TUAB0103 - Oral Abstract Session
Switching from first antiretroviral therapy regimen while virologically suppressed is associated with increased risk of subsequent virologic failure
Presented by Marina Klein (Canada).
M. Hull1,2, A. Cescon1, J. Raboud3,4, M.B. Klein5, S. Walmsley3,4, E. Ding1, S. Shurgold1, C. Tsoukas5, J.S. Montaner1,2, N. Machouf6, M.R. Loutfy4,7, C. Cooper8, A.N. Burchell4,9, R.S. Hogg1,10, CANOC Collaboration
1BC Centre for Excellence in HIV/AIDS, Vancouver, Canada, 2University of British Columbia, Vancouver, Canada, 3University Health Network, Toronto, Canada, 4University of Toronto, Toronto, Canada, 5McGill University, Montreal, Canada, 6Clinique Médicale l'Actuel, Montreal, Canada, 7Women's College Research Institute, Toronto, Canada, 8The Ottawa Hospital, Division of Infectious Diseases, Ottawa, Canada, 9Ontario HIV Treatment Network, Toronto, Canada, 10Simon Fraser University, Burnaby, Canada
Background: First-line combination antiretroviral regimens (ART) are safe and durable in a majority of individuals, however many may switch ART for tolerability reasons. Outcomes of ART switches are presumed similar to those of first-line regimens. We evaluated factors associated with regimen switch for non-virologic failure and the association between switching and subsequent virologic failure.
Methods: ARV-naïve individuals initiating ART in CANOC, a multi-site Canadian observational cohort, between 2005-2012 were eligible. Factors associated with regimen switch with suppressed viral load (2 viral loads < 50 copies/mL, > 1 month apart) were assessed using multivariable logistic regression. Durability of subsequent regimen was assessed using a Cox proportional hazards model, adjusted for age, gender, province, injection drug use (IDU) history, and baseline CD4 count. Virologic failure was defined as viral load > 1000 copies/mL.
Results: Of 2797 eligible individuals, 13% were women, 12% IDU, and the median age at baseline was 40 (IQR=33-47). Overall 986 individuals switched from first-line ART regimen with VL < 50 copies/mL (incidence 13.5/100 person-years[PY]), of which 601 switched ART on ≥ 2 occasions with VL < 50 copies/mL (incidence 36.8/100PY).
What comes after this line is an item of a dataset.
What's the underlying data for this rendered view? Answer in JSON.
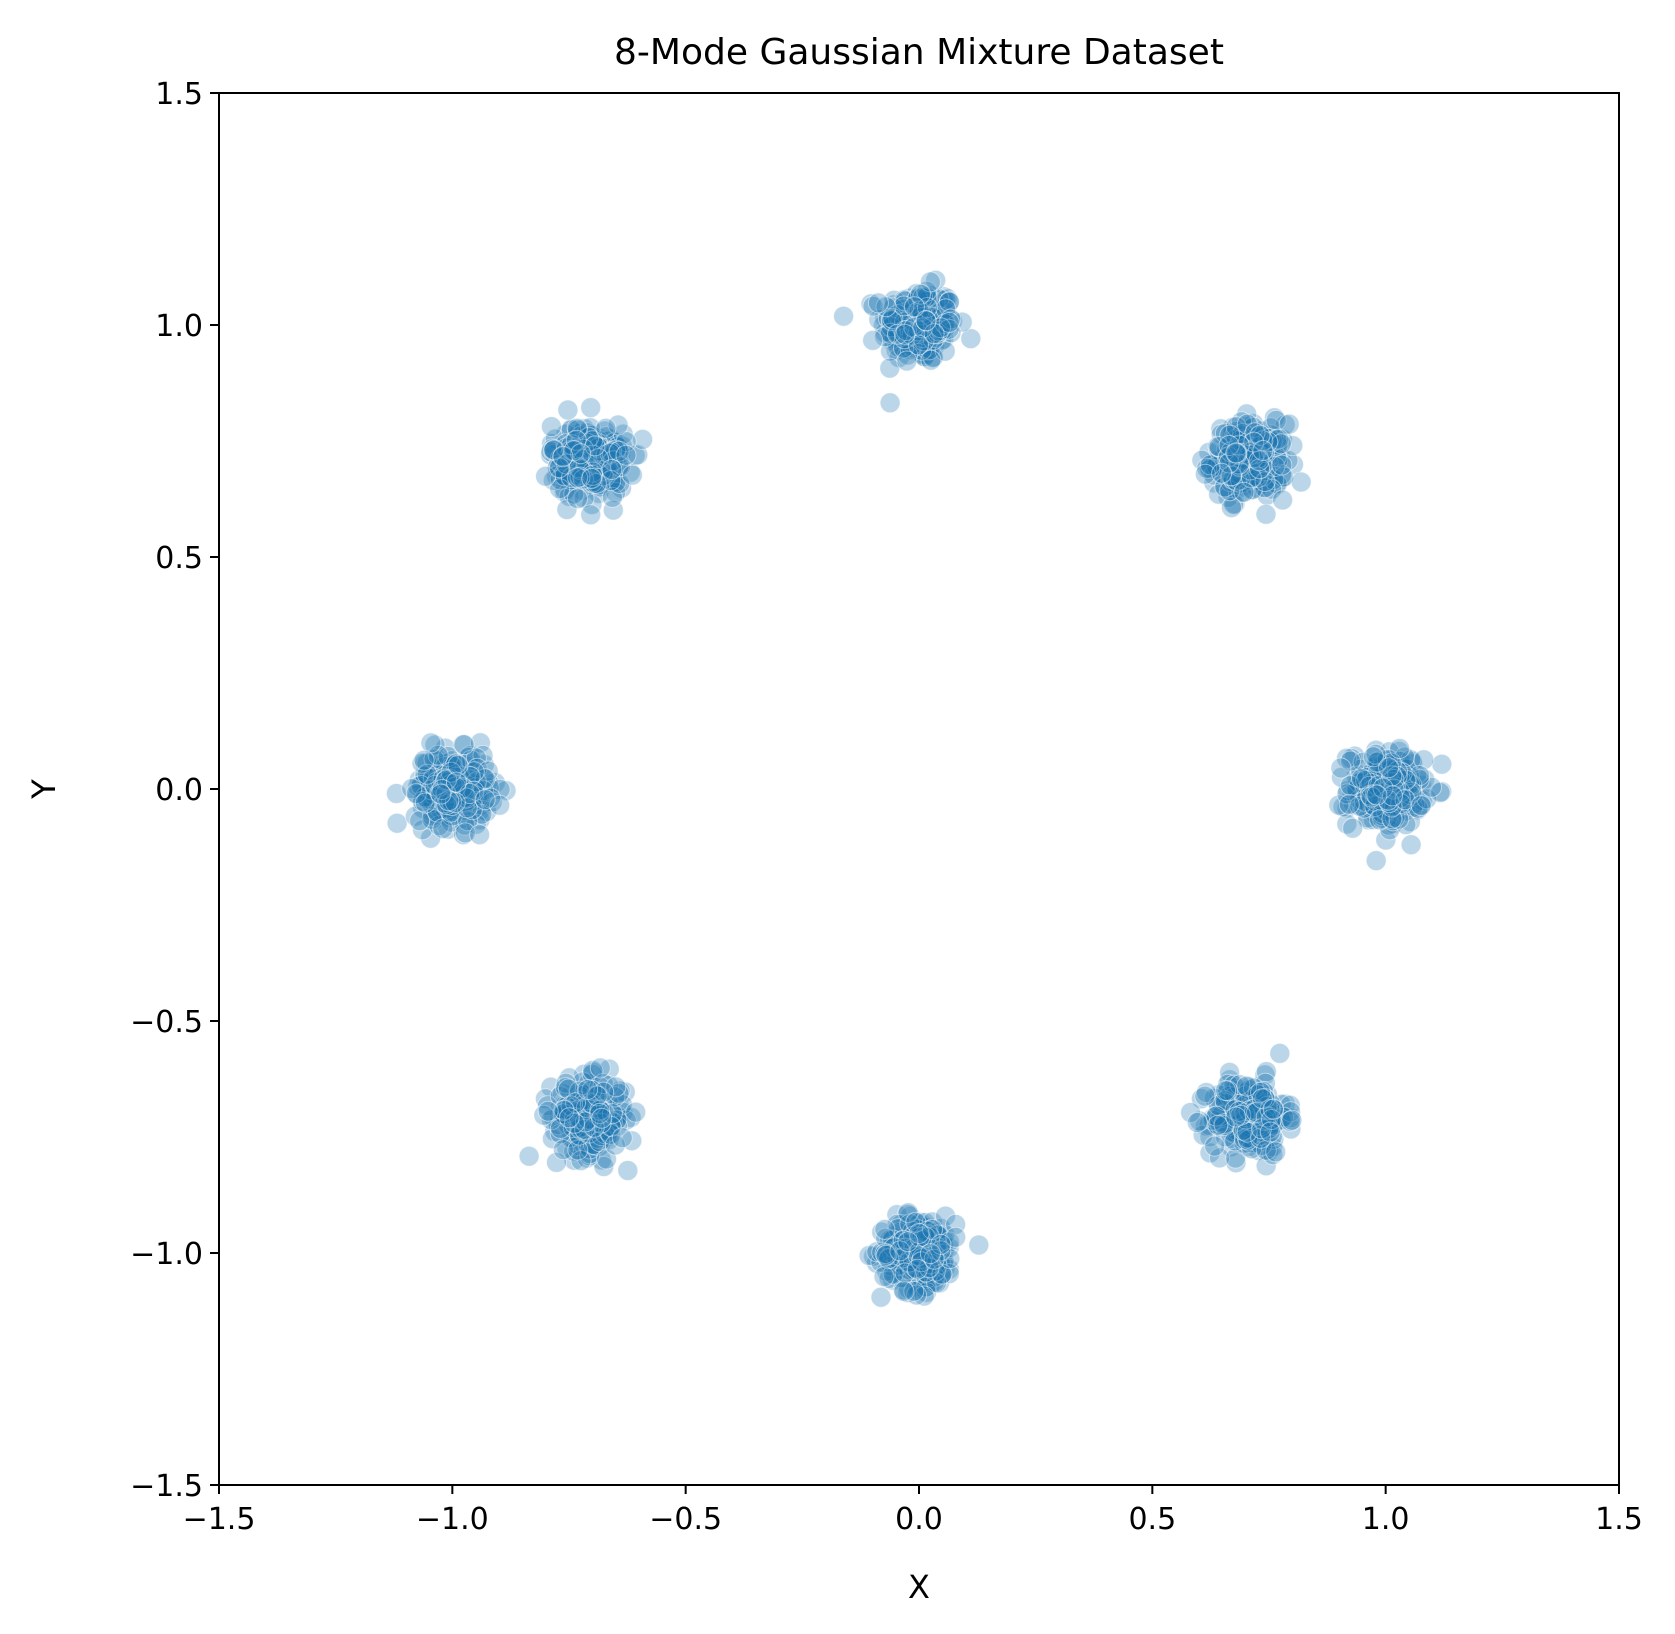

Switches were more common with NNRTI than PI-based regimens (incidence 47.4/100PY vs. 35.9/100PY), however switches within class were more common for PI vs. NNRTI-based regimens (26.7/100PY vs. 13.9/100PY). Factors associated with a single switch from first-line ART included residence in Ontario (adjusted Odds Ratio[aOR] 3.08; 95% CI 2.23-4.24) or Quebec (aOR=3.04; 95% CI 2.15-4.29) vs. British Columbia, and longer duration of ART (aOR=1.47; 95% CI 1.38-1.57). Switching ≥ 2 times was less likely in Ontario (aOR=0.35; 95% CI 0.27-0.45) and Quebec (aOR=0.46; 95% CI 0.35-0.60), among men (aOR=0.53; 95% CI 0.39-0.71), and was associated with longer duration of ART (aOR=1.85; 95% CI 1.74-1.97). In a confounder model switching from first regimen was associated with increased risk of virologic failure (adjusted Hazard Ratio[aHR] 2.70; 95% CI 1.94-3.76).
Conclusions: Switches from first ART while virologically suppressed were common, with higher rates of switches from NNRTI-based regimens. Switching from first ART regimen while suppressed was associated with increased risk of subsequent virologic failure.